AN EVALUATION OF THE CENOMANIAN-TURONIAN OCEANIC ANOXIC EVENT IN THE GULF OF MEXICO THROUGH A CORE RECOVERED FROM THE TUSCALOOSA MARINE SHALE, SOUTHEAST LOUISIANA


STONE, Grace L., OPPO, Davide, GOTTARDI, Raphael and FEARN, Mary K., School of Geosciences - Geology, University of Louisiana at Lafayette, 611 McKinley St., Hamilton Hall, RM 128, Lafayette, LA 70504

A core recovered from Eads Poitevent #1 in the Lacombe Bayou Field of St. Tammany Parish, Louisiana, contains a nearly complete section of the Tuscaloosa Marine Shale (TMS). The TMS is an organic-rich shale interbedded with sandstones and siltstones, deposited on the shelf of the Gulf of Mexico during the Upper Cretaceous. During this time, the Gulf of Mexico experienced periods of anoxia, including the Oceanic Anoxic Event #2 (OAE 2), occurring at the Cenomanian-Turonian transition (93 Ma).

To determine the presence of OAE 2 recorded in the TMS, the following parameters were evaluated to determine the oxidizing conditions during the deposition using the Eads Poitevent #1 core: (1) Amount of Total Organic Carbon; (2) Elemental composition focusing on redox-sensitive elements and their enrichment factors; (3) Bulk Carbon Isotope Analysis to identify a positive carbon isotope excursion signature; (4) Petrographic analysis using sedimentology and stratigraphy; and (5) Biostratigraphy using Foraminifera counts.
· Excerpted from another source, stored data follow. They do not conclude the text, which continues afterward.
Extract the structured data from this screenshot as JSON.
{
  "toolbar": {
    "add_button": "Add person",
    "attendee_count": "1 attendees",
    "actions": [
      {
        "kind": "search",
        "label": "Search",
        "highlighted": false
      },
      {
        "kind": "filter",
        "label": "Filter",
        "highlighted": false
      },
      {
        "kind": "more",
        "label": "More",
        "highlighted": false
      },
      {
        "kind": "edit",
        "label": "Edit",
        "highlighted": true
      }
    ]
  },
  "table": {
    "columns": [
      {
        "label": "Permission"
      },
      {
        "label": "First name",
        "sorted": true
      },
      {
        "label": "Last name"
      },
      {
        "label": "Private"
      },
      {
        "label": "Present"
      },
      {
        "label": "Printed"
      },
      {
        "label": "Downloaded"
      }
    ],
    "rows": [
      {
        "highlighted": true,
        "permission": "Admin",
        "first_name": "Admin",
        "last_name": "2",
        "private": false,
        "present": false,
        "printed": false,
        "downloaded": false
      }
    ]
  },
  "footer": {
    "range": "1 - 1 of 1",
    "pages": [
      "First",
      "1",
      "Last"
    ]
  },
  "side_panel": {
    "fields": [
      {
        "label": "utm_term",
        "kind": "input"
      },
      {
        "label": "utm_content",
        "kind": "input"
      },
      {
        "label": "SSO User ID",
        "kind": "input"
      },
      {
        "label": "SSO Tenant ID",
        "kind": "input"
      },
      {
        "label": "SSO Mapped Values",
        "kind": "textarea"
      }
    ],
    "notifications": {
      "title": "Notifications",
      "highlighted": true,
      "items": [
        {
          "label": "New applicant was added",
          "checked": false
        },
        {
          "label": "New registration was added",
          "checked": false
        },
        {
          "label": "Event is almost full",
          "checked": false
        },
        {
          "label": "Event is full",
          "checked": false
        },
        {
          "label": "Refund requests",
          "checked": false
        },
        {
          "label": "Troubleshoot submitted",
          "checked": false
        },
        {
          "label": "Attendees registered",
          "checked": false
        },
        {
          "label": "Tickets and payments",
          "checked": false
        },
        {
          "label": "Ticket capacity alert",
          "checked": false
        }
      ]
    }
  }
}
Preliminary geochemical analysis and biostratigraphy concluded that the OAE 2 is recorded in the Louisiana trend of the Tuscaloosa Marine Shale at the base of the core. In this interval, XRF analysis showed an increase in redox-sensitive elements, along with IRMS showing a positive Carbon Isotope Excursion occurring in this interval. Preliminary petrographic analysis of the core concluded that the TMS was deposited under rising sea level conditions during the Cenomanian and Turonian, below storm wave base in open marine conditions of the offshore distal continental marine shelf.